I was 12 when Kingdom Hearts came out. As I’ve grown up and replayed the game (more times than I’d like to admit) I’ve overcome a lot of the bosses that I thought were OP when I was a kid. The Guard Armor can be managed if you grind Traverse Town a bit, Captain Hook’s bombs are easy enough to cheese, and even Possessed Riku isn’t that hard once you learn to time your dodge. Ansen, on the other hand, is still a nightmare, 20 years later. It’s a brutal fight that requires precise counters and pretty much every defensive ability in the game. It’s easy to get combo'd to death before you even have a chance to heal, and losing the fight will send you all the way back to the beginning to redo the first of three fights and rewatch the cutscene again, and again, and again. If you can close your𒆙 eyes and hear Ansem say "You see, Darkness is the heart's true essence!" then you know exactly what I'm talking about.
The Ansem fight was brutal. It was hard then and it’s still hard now, given what my adult-aged friends have told me when playing through the game for the first time. It’s been alm꧃ost 20 years but I still remember restarting this boss fight dozens and dozens of times late into the night. There are much harder boss fights later in the series, and Ansen is nothing compared to Sephiroth or many of the other enemies in the coliseum, but Ansen is the last challenge before you finish the game. This boss fight has remained one of the most punishing battles in my gaming career. When I got to the end of the KH1 story in Melody of Memory, I had no idea I’d soon be reliving that childhood trauma, this time to the rhythm of the beat.
Melody lulls you into a false sense of security that I find particularly devilish.
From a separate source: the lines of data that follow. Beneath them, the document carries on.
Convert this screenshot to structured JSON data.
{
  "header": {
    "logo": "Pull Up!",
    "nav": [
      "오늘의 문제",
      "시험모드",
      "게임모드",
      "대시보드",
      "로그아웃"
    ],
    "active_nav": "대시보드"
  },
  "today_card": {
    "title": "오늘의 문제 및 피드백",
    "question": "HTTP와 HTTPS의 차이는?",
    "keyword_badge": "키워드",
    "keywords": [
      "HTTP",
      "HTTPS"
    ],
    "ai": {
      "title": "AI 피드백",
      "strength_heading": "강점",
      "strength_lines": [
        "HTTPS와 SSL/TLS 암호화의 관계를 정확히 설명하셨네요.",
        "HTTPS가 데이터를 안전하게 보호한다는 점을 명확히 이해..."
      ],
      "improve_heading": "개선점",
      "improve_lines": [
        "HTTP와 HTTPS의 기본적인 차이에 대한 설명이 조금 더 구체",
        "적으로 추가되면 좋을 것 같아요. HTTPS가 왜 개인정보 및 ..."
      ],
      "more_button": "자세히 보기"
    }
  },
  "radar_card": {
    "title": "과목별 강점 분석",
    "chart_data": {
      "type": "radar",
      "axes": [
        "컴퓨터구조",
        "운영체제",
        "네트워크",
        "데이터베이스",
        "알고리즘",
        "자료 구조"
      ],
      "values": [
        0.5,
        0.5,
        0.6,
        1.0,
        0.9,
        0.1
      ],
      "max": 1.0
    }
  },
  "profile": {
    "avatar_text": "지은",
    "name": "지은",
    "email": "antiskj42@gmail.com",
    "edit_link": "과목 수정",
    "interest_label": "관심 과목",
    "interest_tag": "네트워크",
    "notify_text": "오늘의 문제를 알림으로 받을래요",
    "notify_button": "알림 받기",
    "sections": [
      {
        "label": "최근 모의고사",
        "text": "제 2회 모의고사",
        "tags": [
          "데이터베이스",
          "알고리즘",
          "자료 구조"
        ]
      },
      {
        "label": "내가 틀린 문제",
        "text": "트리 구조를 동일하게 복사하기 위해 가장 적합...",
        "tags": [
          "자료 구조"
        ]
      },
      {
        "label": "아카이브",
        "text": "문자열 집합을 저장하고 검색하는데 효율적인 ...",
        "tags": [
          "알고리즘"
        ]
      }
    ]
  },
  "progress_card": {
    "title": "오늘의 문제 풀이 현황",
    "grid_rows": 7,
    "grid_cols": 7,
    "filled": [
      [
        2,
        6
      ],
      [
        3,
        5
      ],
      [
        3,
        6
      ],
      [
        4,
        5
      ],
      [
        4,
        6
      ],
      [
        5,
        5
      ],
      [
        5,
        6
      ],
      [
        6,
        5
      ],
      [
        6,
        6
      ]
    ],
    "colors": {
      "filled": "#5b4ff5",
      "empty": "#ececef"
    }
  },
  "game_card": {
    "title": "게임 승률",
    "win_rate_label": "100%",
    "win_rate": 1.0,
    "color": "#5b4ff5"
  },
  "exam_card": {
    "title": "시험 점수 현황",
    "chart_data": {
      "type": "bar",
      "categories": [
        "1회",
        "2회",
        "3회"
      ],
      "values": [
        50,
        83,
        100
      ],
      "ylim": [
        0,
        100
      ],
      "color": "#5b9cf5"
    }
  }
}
Though you re-experience several of the game’s boss fights at the beginning of Me🦋lody, they’re no different from any other level in the game. The Darkside battle and the Possessed Riku battle play exactly like Little Mermaid’s Under The Sea. When I finally got to Ansem, I was expecting more of the same.
Bo𝔍y was I wrong. Boss fights in Melody change pretty much everything about the game. Sora and his crew no longer run forward on a music staff and attack to the rhythm, now the staff twists and turns around the screen as notes come flying at you from the side and Sora engages in a cinematic battle with the boss. There are brand new mechanics like notes that need to be held and notes that require directional inputs on the sticks — something you’ve never needed to do before anywhere throughout the game. Occasionally, the notes will disappear entirely and you’ll need to react to the fight itself by dodging Ansem’s attacks. It’s a lot to learn all at once and I’m not ashamed to say I failed this song half a dozen times when I hadn’t ever failed a song befo♛re.
As I repeated the level over and over, I was suddenly 12 years old again, cursing at my dad’s rear-projection TV with the ღbuilt-in DVD player. Melody does an exceptional job of feeding the nostalgia of Kingdom Hearts fans, I just didn’t expect it to be able to rec🧸reate the feeling of fighting Ansem so expertly. It was a dirty trick, but honestly, it made me more excited to keep working my way through the game so that I might get the chance to relive other buried memories. A melody of memories, you might say.